How do you fix problems with government? With more government, of course. That’s the CBS strategy based on reported problems at the Food and Drug Administration. In a two-story effort, the network pushed for more legislation, more regulation and more spending.
Two April 23 “Evening News” stories were filled with critics of the FDA arguing politicians are “not sure that the FDA is up to the job,” as anchor Katie Couric put it. But neither report included a response to any of the charges from the agency or anyone who argued against growing bureaucracy.
Reporter Wyatt Andrews concluded his story claiming that everyone wants Congress to increase FDA regulations and funding. “Every proposal to fix the FDA says the real job belongs to Congress. That Congress has to deliver new funding and new authority to bring the FDA into the 21st Century.”
CBS spent 4 ½ minutes detailing problems in the food and drug sides of the FDA. That meant interviewing the anti-industry group, the Center for Science in the Public Interest ; the pro-regulation Consumers Union; an industry group that wants a whole new federal agency; a disgruntled former FDA official and liberal Sen. Richard Durbin (D-Ill.), whose most recent rating from the left-wing Americans for Democratic Action was 100 percent.
Bill Vaughan, of the Consumer’s Union, blamed the FDA for deaths. “There’s an old saying: the history of the FDA is written in tombstones,” he claimed.
Reporter Nancy Cordes concluded her part by talking about how much the FDA budget needs to grow. According to her statement, an additional $11 million is slated for FDA food safety efforts in 2008. Even that’s not enough. “Former FDA officials say the agency needs 10 times that,” concluded Cordes.
Cordes never mentioned that the 2007 food safety budget had increased by nearly $20 million – a rise of 12.5 percent. The increase she said former FDA officials want would represent an extra $106 million, or a 60-percent increase in the food safety budget.
She used a graphic to compare the number of inspectors between the FDA and the Department of Agriculture. FDA is responsible for 80 percent of our food supply, she said, and USDA 20 percent, “but the USDA has five times the number of inspectors.” Cordes didn’t question whether that was too many. She concluded the number the FDA had was too few.

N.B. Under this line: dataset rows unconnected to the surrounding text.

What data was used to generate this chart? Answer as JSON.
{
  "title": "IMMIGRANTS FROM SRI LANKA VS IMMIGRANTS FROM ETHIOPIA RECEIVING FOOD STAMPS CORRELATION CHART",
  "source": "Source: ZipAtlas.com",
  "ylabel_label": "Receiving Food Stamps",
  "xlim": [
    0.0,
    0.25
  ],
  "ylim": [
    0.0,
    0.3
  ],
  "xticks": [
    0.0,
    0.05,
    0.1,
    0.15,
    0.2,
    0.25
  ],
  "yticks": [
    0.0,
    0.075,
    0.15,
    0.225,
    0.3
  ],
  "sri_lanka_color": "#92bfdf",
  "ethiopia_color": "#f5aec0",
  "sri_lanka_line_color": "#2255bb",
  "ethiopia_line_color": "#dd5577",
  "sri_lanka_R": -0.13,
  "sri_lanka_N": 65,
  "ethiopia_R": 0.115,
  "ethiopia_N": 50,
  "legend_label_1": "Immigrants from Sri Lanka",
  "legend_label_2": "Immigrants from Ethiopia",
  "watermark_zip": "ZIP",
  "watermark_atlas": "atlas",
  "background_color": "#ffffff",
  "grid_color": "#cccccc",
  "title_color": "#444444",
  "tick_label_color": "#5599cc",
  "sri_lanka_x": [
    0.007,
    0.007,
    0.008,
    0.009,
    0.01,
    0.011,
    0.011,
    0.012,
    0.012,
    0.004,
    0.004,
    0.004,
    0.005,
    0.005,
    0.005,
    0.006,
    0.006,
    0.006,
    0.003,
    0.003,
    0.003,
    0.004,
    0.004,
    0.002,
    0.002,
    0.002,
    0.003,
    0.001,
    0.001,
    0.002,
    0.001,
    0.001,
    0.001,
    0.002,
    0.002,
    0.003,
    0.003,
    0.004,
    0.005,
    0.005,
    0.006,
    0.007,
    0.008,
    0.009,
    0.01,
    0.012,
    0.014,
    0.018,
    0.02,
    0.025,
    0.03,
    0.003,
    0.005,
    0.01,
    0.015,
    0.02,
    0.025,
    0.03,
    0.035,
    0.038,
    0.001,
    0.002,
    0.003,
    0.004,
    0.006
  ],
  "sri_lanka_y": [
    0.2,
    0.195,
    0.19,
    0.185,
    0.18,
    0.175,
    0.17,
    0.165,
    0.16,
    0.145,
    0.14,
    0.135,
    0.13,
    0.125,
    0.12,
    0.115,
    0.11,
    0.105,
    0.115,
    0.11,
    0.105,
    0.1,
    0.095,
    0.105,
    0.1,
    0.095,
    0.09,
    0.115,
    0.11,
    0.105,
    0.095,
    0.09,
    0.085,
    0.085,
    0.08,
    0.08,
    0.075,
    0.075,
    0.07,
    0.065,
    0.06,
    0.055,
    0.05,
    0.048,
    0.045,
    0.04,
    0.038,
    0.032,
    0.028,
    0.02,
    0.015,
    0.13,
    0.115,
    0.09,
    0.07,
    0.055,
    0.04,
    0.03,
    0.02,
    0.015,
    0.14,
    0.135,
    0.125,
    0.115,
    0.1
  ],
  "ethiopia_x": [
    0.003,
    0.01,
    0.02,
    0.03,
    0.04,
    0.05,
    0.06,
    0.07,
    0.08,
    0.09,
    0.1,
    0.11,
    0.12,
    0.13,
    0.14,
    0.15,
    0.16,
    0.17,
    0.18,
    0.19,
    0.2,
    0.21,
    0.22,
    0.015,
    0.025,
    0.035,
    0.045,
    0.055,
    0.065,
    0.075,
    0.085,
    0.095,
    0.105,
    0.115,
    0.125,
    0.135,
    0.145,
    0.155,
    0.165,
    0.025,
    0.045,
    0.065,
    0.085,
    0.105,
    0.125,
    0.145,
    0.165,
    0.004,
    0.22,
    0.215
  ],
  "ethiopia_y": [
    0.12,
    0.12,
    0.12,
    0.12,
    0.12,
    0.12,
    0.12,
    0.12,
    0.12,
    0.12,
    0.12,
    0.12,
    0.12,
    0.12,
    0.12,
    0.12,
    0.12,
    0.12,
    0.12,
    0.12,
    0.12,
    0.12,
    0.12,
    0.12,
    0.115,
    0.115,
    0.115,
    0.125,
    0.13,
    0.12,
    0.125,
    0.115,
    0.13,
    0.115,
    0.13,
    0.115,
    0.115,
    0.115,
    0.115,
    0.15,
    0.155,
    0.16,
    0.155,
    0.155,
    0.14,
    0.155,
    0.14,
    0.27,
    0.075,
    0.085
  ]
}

Only one person in either story made a free market point. When the FDA responded to a “deadly outbreak of e-coli” by asking industry to police itself, that’s exactly what happened. According to Cordes, “the California produce industry imposed standards on itself – far more strict than the FDA’s rules.”
Joe Pezzini, of Ocean Mist Farms, explained how industry can solve problems easier and faster than government. “We didn’t wait for legislation or regulation, ’cause that can take quite a bit of time to do.”